- Cover of first volume

薔薇監獄の獣たち (Bara Kangoku no Kemono-tachi)
- Genre: Romantic fantasy
- Written by: Spica Aoki
- Published by: Akita Shoten
- English publisher: NA: Seven Seas Entertainment;
- Magazine: Princess
- Original run: June 2016 – April 2018
- Volumes: 4

= Beasts of Abigaile =

Shōjo manga series

Beasts of Abigaile (薔薇監獄の獣たち, Bara Kangoku no Kemono-tachi) is a shōjo manga series by Spica Aoki. The plot centers around a high school student named Nina Tsukishiro, who moves to the European nation of Ruberia and quickly becomes involved with the native luga (wolf people) of the region which have been imprisoned in the island fortress of Abigaile. Beasts of Abigaile appeared as a serial in the monthly manga magazine Princess starting in 2015. Akita Shoten has published the chapters in four bound volumes, and American publishing company Seven Seas Entertainment licensed the series for an English-language translation in North America. A German translation has been published by Tokyopop from June 2017 to November 2018. The English-language translated series has received generally positive reception, though readers note that the manga appears to have a rushed ending, which the author confirmed in an addendum of Volume 4. The German translation had a mixed reception, being criticised for a predictable and at times nonsensical plot, but praised for being fast-paced, well-drawn and enjoyable overall.

==Plot==
Nina Tsukishiro is a teenage girl who travels to the European country of Ruberia with her uncle. For hundreds of years, Ruberia has enslaved and taken advantage of the native wolf people known as luga for their ability to seek out the best of the country's prized roses, keeping them trapped in the castle of Abigaile. An escaped "alpha" luga, Roy, bites Nina, which transforms her into a luga, after which she is taken away to Abigaile and forced into a chaotic world with rules of dominance and hierarchy she does not understand.

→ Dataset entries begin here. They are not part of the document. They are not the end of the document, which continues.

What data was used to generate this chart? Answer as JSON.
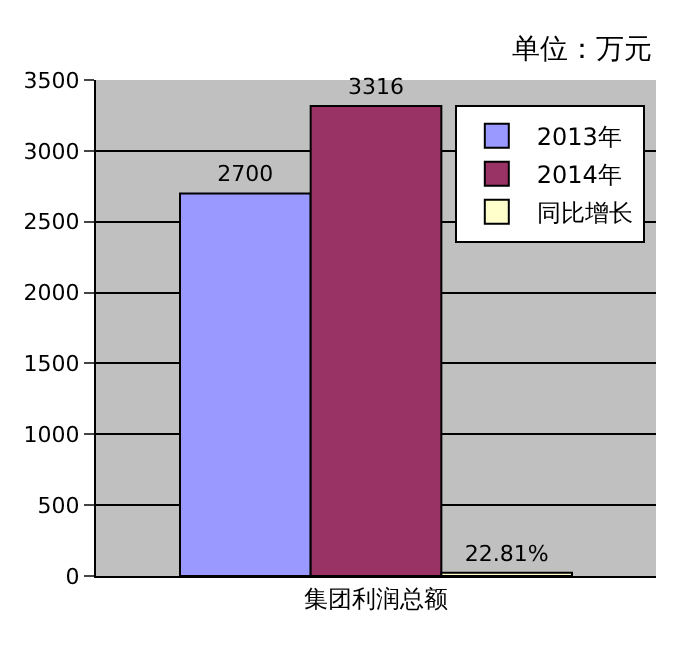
{
  "chart_data": {
    "type": "bar",
    "categories": [
      "集团利润总额"
    ],
    "series": [
      {
        "name": "2013年",
        "color": "#9999ff",
        "values": [
          2700
        ],
        "value_labels": [
          "2700"
        ]
      },
      {
        "name": "2014年",
        "color": "#993366",
        "values": [
          3316
        ],
        "value_labels": [
          "3316"
        ]
      },
      {
        "name": "同比增长",
        "color": "#ffffcc",
        "values": [
          22.81
        ],
        "value_labels": [
          "22.81%"
        ]
      }
    ],
    "annotations": [
      "单位：万元"
    ],
    "ylim": [
      0,
      3500
    ],
    "yticks": [
      0,
      500,
      1000,
      1500,
      2000,
      2500,
      3000,
      3500
    ],
    "grid": "y",
    "legend": "top right"
  }
}
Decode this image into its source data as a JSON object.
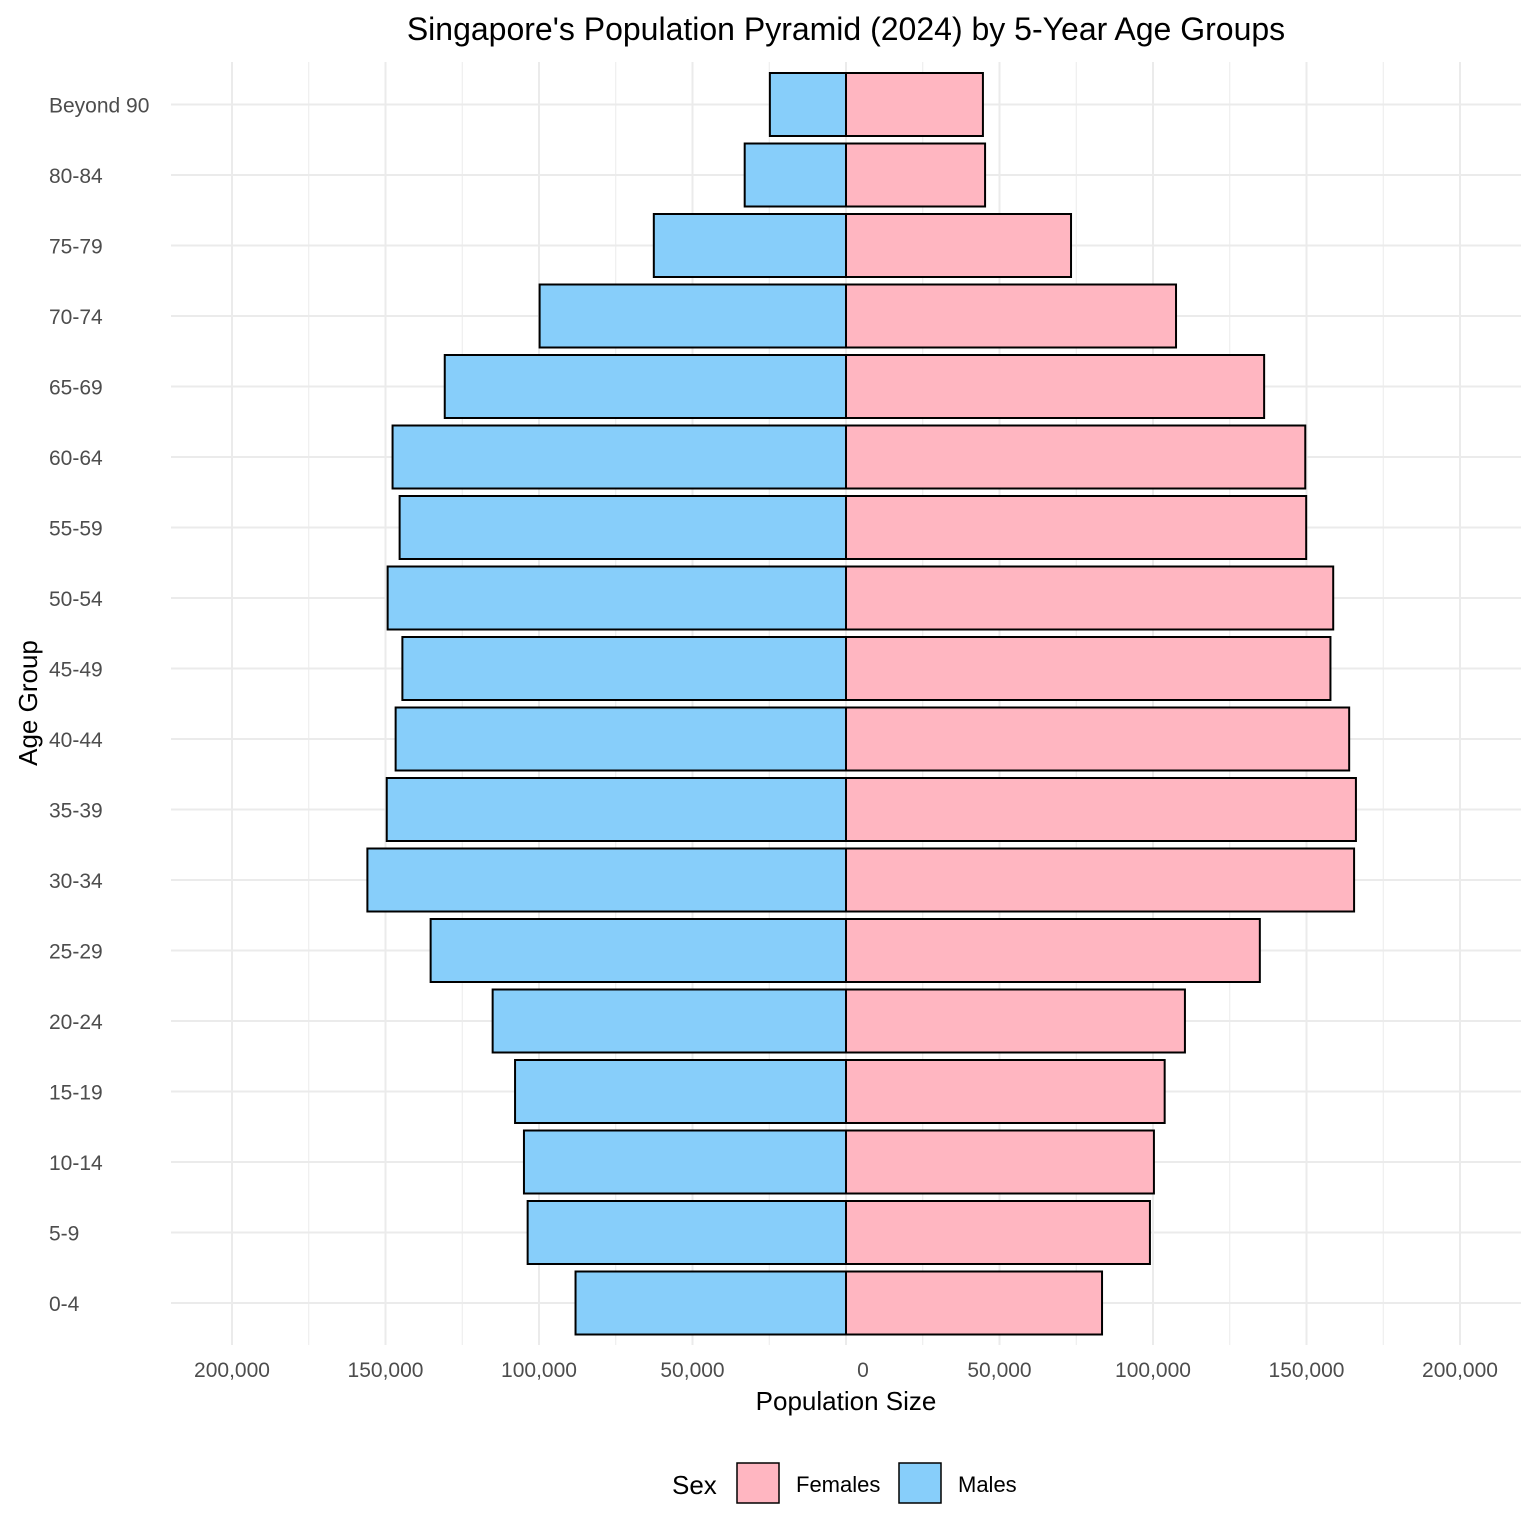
{
  "chart_data": {
    "type": "bar",
    "orientation": "horizontal",
    "title": "Singapore's Population Pyramid (2024) by 5-Year Age Groups",
    "xlabel": "Population Size",
    "ylabel": "Age Group",
    "xlim": [
      -200000,
      200000
    ],
    "x_ticks": [
      -200000,
      -150000,
      -100000,
      -50000,
      0,
      50000,
      100000,
      150000,
      200000
    ],
    "x_tick_labels": [
      "200,000",
      "150,000",
      "100,000",
      "50,000",
      "0",
      "50,000",
      "100,000",
      "150,000",
      "200,000"
    ],
    "categories": [
      "0-4",
      "5-9",
      "10-14",
      "15-19",
      "20-24",
      "25-29",
      "30-34",
      "35-39",
      "40-44",
      "45-49",
      "50-54",
      "55-59",
      "60-64",
      "65-69",
      "70-74",
      "75-79",
      "80-84",
      "Beyond 90"
    ],
    "series": [
      {
        "name": "Females",
        "color": "#FFB6C1",
        "side": "right",
        "values": [
          83400,
          99000,
          100300,
          103800,
          110400,
          134800,
          165500,
          166100,
          163900,
          157800,
          158700,
          149900,
          149600,
          136200,
          107500,
          73300,
          45300,
          44600
        ]
      },
      {
        "name": "Males",
        "color": "#87CEFA",
        "side": "left",
        "values": [
          88100,
          103700,
          104900,
          107800,
          115100,
          135300,
          155900,
          149600,
          146700,
          144500,
          149300,
          145400,
          147700,
          130700,
          99800,
          62600,
          33000,
          24800
        ]
      }
    ],
    "grid": true,
    "legend": {
      "title": "Sex",
      "position": "bottom",
      "entries": [
        "Females",
        "Males"
      ]
    }
  }
}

Though her appearance is that of a luga, Nina struggles to fit in, as her scent is that of a human. She comes to discover more about the truth of Abigaile, and herself, as she makes her way through the prison's hierarchy of Alphas and Omegas.

==Publication==

| Volume | Japanese release date | Japanese ISBN | English release date | English ISBN | German release date | German ISBN |
|---|---|---|---|---|---|---|
| 1 | June 16, 2016 | 978-4-253-27301-5 | June 27, 2017 | 978-1-626925-35-9 | June 31, 2017 | 978-3-8420-3902-5 |
| 2 | November 11, 2016 | 978-4-253-27302-2 | October 17, 2017 | 978-1-626925-67-0 | November 6, 2017 | 978-3-8420-3903-2 |
| 3 | March 16, 2017 | 978-4-253-27303-9 | March 6, 2018 | 978-1-626927-11-7 | February 1, 2018 | 978-3-8420-4183-7 |
| 4 | April 16, 2018 | 978-4-253-27304-6 | November 20, 2018 | 978-1-626928-56-5 | November 8, 2018 | 978-3-8420-4901-7 |

==Reception==
The English-language adaptation of Beasts of Abigaile has received several recommendations: Rebecca Silverman from Anime News Network gave the first 2 volumes an overall "B+" rating, praising the art which "occasionally makes references to the shoujo of the 70s and 80s" and the story's twists on the classic themes of Little Red Riding Hood. Che Gilson of Otaku USA remarks that the elements of the manga "combine to form a perfectly winning shojo fantasy", though the first volume's rapid pacing received some criticism, which has been reflected in reviews of the German-language translations.